In case you’re wondering, there’s no particular reason I’m attaching a photo of my wife and a chicken, other than I don’t have an image that illuminates the issue of self-publishing, and I enjoy bragging about my cooking. My blog, my rules.
In my last post, I talked about the valid reason why an author would want to self-publish. In this post, I want to address, briefly, the bullshit reasons to self-publish. None of them are untrue, mind you; they’re just bullshit.
1. “You get to keep a bigger piece of the sales when you self-publish.”
This is true. The pay rate of a publishing house is a bit complicated, but you can expect to receive 10 to 15% percent of hardcover book sales, depending upon how well it sells (less for paperback, and I don’t know what it is for e-readers). From your cut, your agent will receive 15%. Conversely, you get to keep around 70% of book sales if you self-publish through Amazon. The problem is, publishing houses deal with tens and hundreds of thousands of book sales (and, yes, occasionally millions), whereas five thousand sales of a self-published book is considered a pretty good haul. So, the math doesn’t work.
2. “Blah-blah-blah did it, and now they’re famous!”
The “blah-blah-blah” is almost certainly E.L. James (Fifty Shades of Grey), Andy Weir (The Martian), or Hugh Howey (Wool). I’ve had this conversation at least half a dozen times:
Fellow drinker: “Why don’t you self-publish?”
Me: “It’s not for me.”
Fellow drinker: “Really? Well, it worked for—”
Fellow drinker: “Why?”
Me: “Because you’re about to say either E.L. James, Andy Weir, or Hugh Howey.
Fellow drinker: (stunned silence)
And again, it’s true. All three of these authors did some variant of self-publishing, and now they’re making bathtubs of money. But this is what’s known as the “Outlier Fallacy.” I don’t want to go into it too much, but suffice to say, for every E.L. James, there are thousands and thousands and thousands of self-published writers on Amazon who end up selling only a few hundred copies. “To get rich” is simply not a sane reason to go into writing, let alone self-publishing.
3. “You get your name out there.”
Okay, this one is tricky, because “getting your name out there” is critical for an author. So, the question is: Is self-publishing a good way to do that?
Self-publishing doesn’t bear the same stigma that it did just a few decades ago, when it was called “vanity publishing,” and I credit Youtube. Today, musicians who can’t score a contract with a record label can still get their music heard by uploading a video. And there’s a logic: many musicians have been discovered on Youtube by record companies, so maybe an author can be discovered on Amazon.

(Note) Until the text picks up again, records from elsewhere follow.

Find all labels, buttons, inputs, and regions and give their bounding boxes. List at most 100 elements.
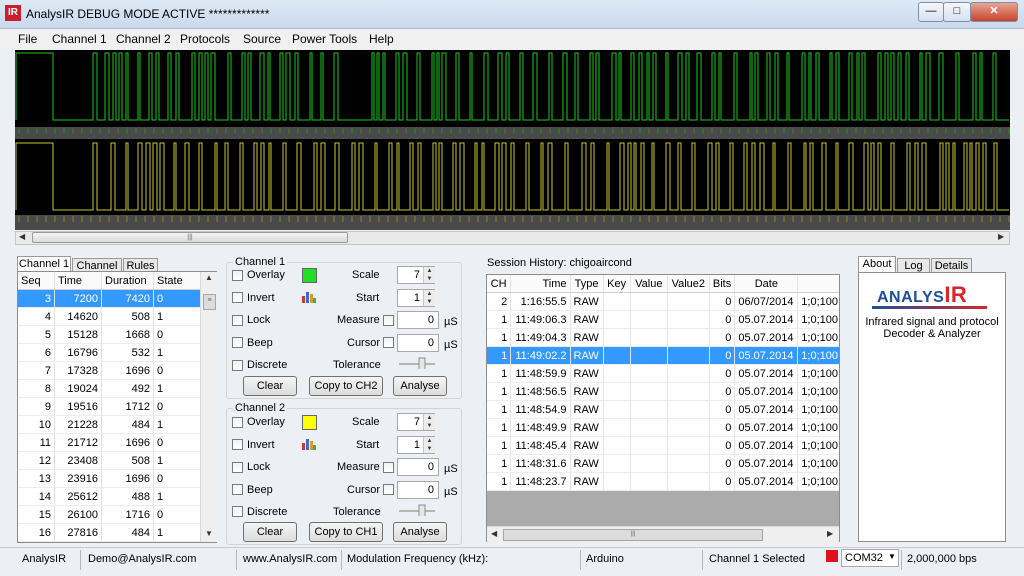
table-row[interactable]: 2 1:16:55.5 RAW 0 06/07/2014 1;0;100 xyxy=(487,292,839,311)
ch1-discrete-checkbox[interactable] xyxy=(232,360,243,371)
col-date[interactable]: Date xyxy=(734,275,799,293)
col-bits[interactable]: Bits xyxy=(709,275,736,293)
scroll-down-icon[interactable]: ▼ xyxy=(205,529,213,538)
table-row[interactable]: 5 15128 1668 0 xyxy=(18,325,201,344)
table-row[interactable]: 1 11:48:23.7 RAW 0 05.07.2014 1;0;100 xyxy=(487,472,839,491)
chevron-down-icon[interactable]: ▼ xyxy=(888,552,896,561)
table-row[interactable]: 8 19024 492 1 xyxy=(18,379,201,398)
ch1-invert-checkbox[interactable] xyxy=(232,292,243,303)
ch2-discrete-checkbox[interactable] xyxy=(232,506,243,517)
ch1-cursor-checkbox[interactable] xyxy=(383,337,394,348)
status-email[interactable]: Demo@AnalysIR.com xyxy=(88,553,196,565)
ch1-analysis-chart-icon[interactable] xyxy=(302,290,316,303)
scroll-up-icon[interactable]: ▲ xyxy=(205,273,213,282)
scroll-right-icon[interactable]: ▶ xyxy=(827,529,833,538)
ch1-overlay-checkbox[interactable] xyxy=(232,270,243,281)
table-row[interactable]: 10 21228 484 1 xyxy=(18,415,201,434)
col-value[interactable]: Value xyxy=(630,275,668,293)
ch2-color-swatch[interactable] xyxy=(302,415,317,430)
col-ch[interactable]: CH xyxy=(487,275,512,293)
ch2-beep-checkbox[interactable] xyxy=(232,484,243,495)
ch2-clear-button[interactable]: Clear xyxy=(243,522,297,542)
menu-help[interactable]: Help xyxy=(369,32,394,46)
session-scrollbar[interactable]: ◀ ||| ▶ xyxy=(487,526,839,542)
col-type[interactable]: Type xyxy=(570,275,604,293)
minimize-button[interactable]: — xyxy=(918,2,944,22)
table-row[interactable]: 7 17328 1696 0 xyxy=(18,361,201,380)
menu-source[interactable]: Source xyxy=(243,32,281,46)
ch2-start-spin-icon[interactable]: ▲ ▼ xyxy=(423,437,435,453)
tab-about[interactable]: About xyxy=(858,256,896,273)
ch2-measure-checkbox[interactable] xyxy=(383,462,394,473)
ch1-lock-checkbox[interactable] xyxy=(232,315,243,326)
table-row[interactable]: 14 25612 488 1 xyxy=(18,487,201,506)
ch1-color-swatch[interactable] xyxy=(302,268,317,283)
ch2-lock-checkbox[interactable] xyxy=(232,462,243,473)
ch2-analyse-button[interactable]: Analyse xyxy=(393,522,447,542)
col-value2[interactable]: Value2 xyxy=(667,275,710,293)
status-website[interactable]: www.AnalysIR.com xyxy=(243,553,337,565)
ch2-cursor-checkbox[interactable] xyxy=(383,484,394,495)
scroll-left-icon[interactable]: ◀ xyxy=(19,232,25,241)
table-row[interactable]: 3 7200 7420 0 xyxy=(18,289,201,308)
tab-details[interactable]: Details xyxy=(931,258,972,273)
table-row[interactable]: 13 23916 1696 0 xyxy=(18,469,201,488)
ch2-invert-checkbox[interactable] xyxy=(232,439,243,450)
session-history-table[interactable]: CH Time Type Key Value Value2 Bits Date … xyxy=(487,275,839,491)
scroll-right-icon[interactable]: ▶ xyxy=(998,232,1004,241)
table-row[interactable]: 1 11:48:45.4 RAW 0 05.07.2014 1;0;100 xyxy=(487,436,839,455)
table-row[interactable]: 11 21712 1696 0 xyxy=(18,433,201,452)
ch2-overlay-checkbox[interactable] xyxy=(232,417,243,428)
col-state[interactable]: State xyxy=(153,272,201,290)
ch1-measure-checkbox[interactable] xyxy=(383,315,394,326)
tab-log[interactable]: Log xyxy=(897,258,930,273)
col-time[interactable]: Time xyxy=(54,272,102,290)
table-row[interactable]: 1 11:48:49.9 RAW 0 05.07.2014 1;0;100 xyxy=(487,418,839,437)
table-row[interactable]: 1 11:48:54.9 RAW 0 05.07.2014 1;0;100 xyxy=(487,400,839,419)
close-button[interactable]: ✕ xyxy=(970,2,1018,22)
ch1-beep-checkbox[interactable] xyxy=(232,337,243,348)
ch2-cursor-value[interactable]: 0 xyxy=(397,481,439,499)
ch1-tolerance-slider[interactable] xyxy=(397,357,437,369)
table-row[interactable]: 1 11:49:02.2 RAW 0 05.07.2014 1;0;100 xyxy=(487,346,839,365)
table-row[interactable]: 12 23408 508 1 xyxy=(18,451,201,470)
ch2-analysis-chart-icon[interactable] xyxy=(302,437,316,450)
table-row[interactable]: 16 27816 484 1 xyxy=(18,523,201,542)
ch2-scale-spin-icon[interactable]: ▲ ▼ xyxy=(423,414,435,430)
menu-channel1[interactable]: Channel 1 xyxy=(52,32,107,46)
table-row[interactable]: 4 14620 508 1 xyxy=(18,307,201,326)
col-time[interactable]: Time xyxy=(510,275,571,293)
waveform-display[interactable] xyxy=(15,50,1010,230)
table-row[interactable]: 1 11:49:06.3 RAW 0 05.07.2014 1;0;100 xyxy=(487,310,839,329)
ch1-measure-value[interactable]: 0 xyxy=(397,311,439,329)
table-row[interactable]: 1 11:49:04.3 RAW 0 05.07.2014 1;0;100 xyxy=(487,328,839,347)
ch1-scale-spin-icon[interactable]: ▲ ▼ xyxy=(423,267,435,283)
waveform-scroll-thumb[interactable]: ||| xyxy=(32,232,348,243)
col-key[interactable]: Key xyxy=(603,275,631,293)
table-row[interactable]: 1 11:48:56.5 RAW 0 05.07.2014 1;0;100 xyxy=(487,382,839,401)
col-extra[interactable] xyxy=(797,275,839,293)
menu-channel2[interactable]: Channel 2 xyxy=(116,32,171,46)
scroll-thumb[interactable]: ≡ xyxy=(203,294,216,310)
table-row[interactable]: 9 19516 1712 0 xyxy=(18,397,201,416)
menu-protocols[interactable]: Protocols xyxy=(180,32,230,46)
col-duration[interactable]: Duration xyxy=(101,272,154,290)
scroll-left-icon[interactable]: ◀ xyxy=(491,529,497,538)
ch1-cursor-value[interactable]: 0 xyxy=(397,334,439,352)
table-row[interactable]: 1 11:48:31.6 RAW 0 05.07.2014 1;0;100 xyxy=(487,454,839,473)
table-row[interactable]: 6 16796 532 1 xyxy=(18,343,201,362)
maximize-button[interactable]: □ xyxy=(943,2,971,22)
ch1-start-spin-icon[interactable]: ▲ ▼ xyxy=(423,290,435,306)
menu-power-tools[interactable]: Power Tools xyxy=(292,32,357,46)
ch1-clear-button[interactable]: Clear xyxy=(243,376,297,396)
ch2-measure-value[interactable]: 0 xyxy=(397,458,439,476)
ch2-copy-button[interactable]: Copy to CH1 xyxy=(309,522,383,542)
table-row[interactable]: 1 11:48:59.9 RAW 0 05.07.2014 1;0;100 xyxy=(487,364,839,383)
ch1-copy-button[interactable]: Copy to CH2 xyxy=(309,376,383,396)
scroll-thumb[interactable]: ||| xyxy=(503,529,763,541)
sequence-table[interactable]: Seq Time Duration State 3 7200 7420 0 4 14620… xyxy=(18,272,201,542)
ch1-analyse-button[interactable]: Analyse xyxy=(393,376,447,396)
sequence-table-scrollbar[interactable]: ▲ ≡ ▼ xyxy=(200,272,217,542)
menu-file[interactable]: File xyxy=(18,32,37,46)
table-row[interactable]: 15 26100 1716 0 xyxy=(18,505,201,524)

Do agents troll Amazon, looking for clients? Maybe. I know that publishing houses are loath to publish a book that’s already been downloaded a lot on Amazon (it does happen, but it’s rare), but maybe, if an agent likes your book, they might ask you what else you’re writing, and you can win a contract that way. Seems like a longshot, but what isn’t?
I guess I think of it as bullshit because there are, in my opinion, better ways to “get your name out there.” Take my web series, Martinis with Nick, which is, ultimately, about me, whereas self-publishing is about the book, i.e., the product, i.e., what you’re trying to sell. Martinis with Nick is an advertisement; a self-published book is the thing, itself. To me, that’s not the same as “getting your name out there.”
And, what happens when your book only sells 300 copies? You might chalk it up to a learning experience, but nothing goes away on the Internet. What happens when an agent has some interest in your next book, and she googles you? Will your status as a failed self-publisher affect her decision to take you on? Maybe not, but it sure as hell won’t help.
I think the question every novelist should ask herself is, “Do I want to be a publisher?” because that’s what we’re really talking about. For me, the answer is no. I’m sure I can do it with some modicum of competence, but there are real, honest-to-God, full-time publishers out there who can run circles around me, if one of them ever took a chance on my book. I don’t know if that will ever happen. I like to think it will. But one thing I know for sure is, my chances are better if I spend my day writing the best book I can, rather than pleading with a blogger for a review.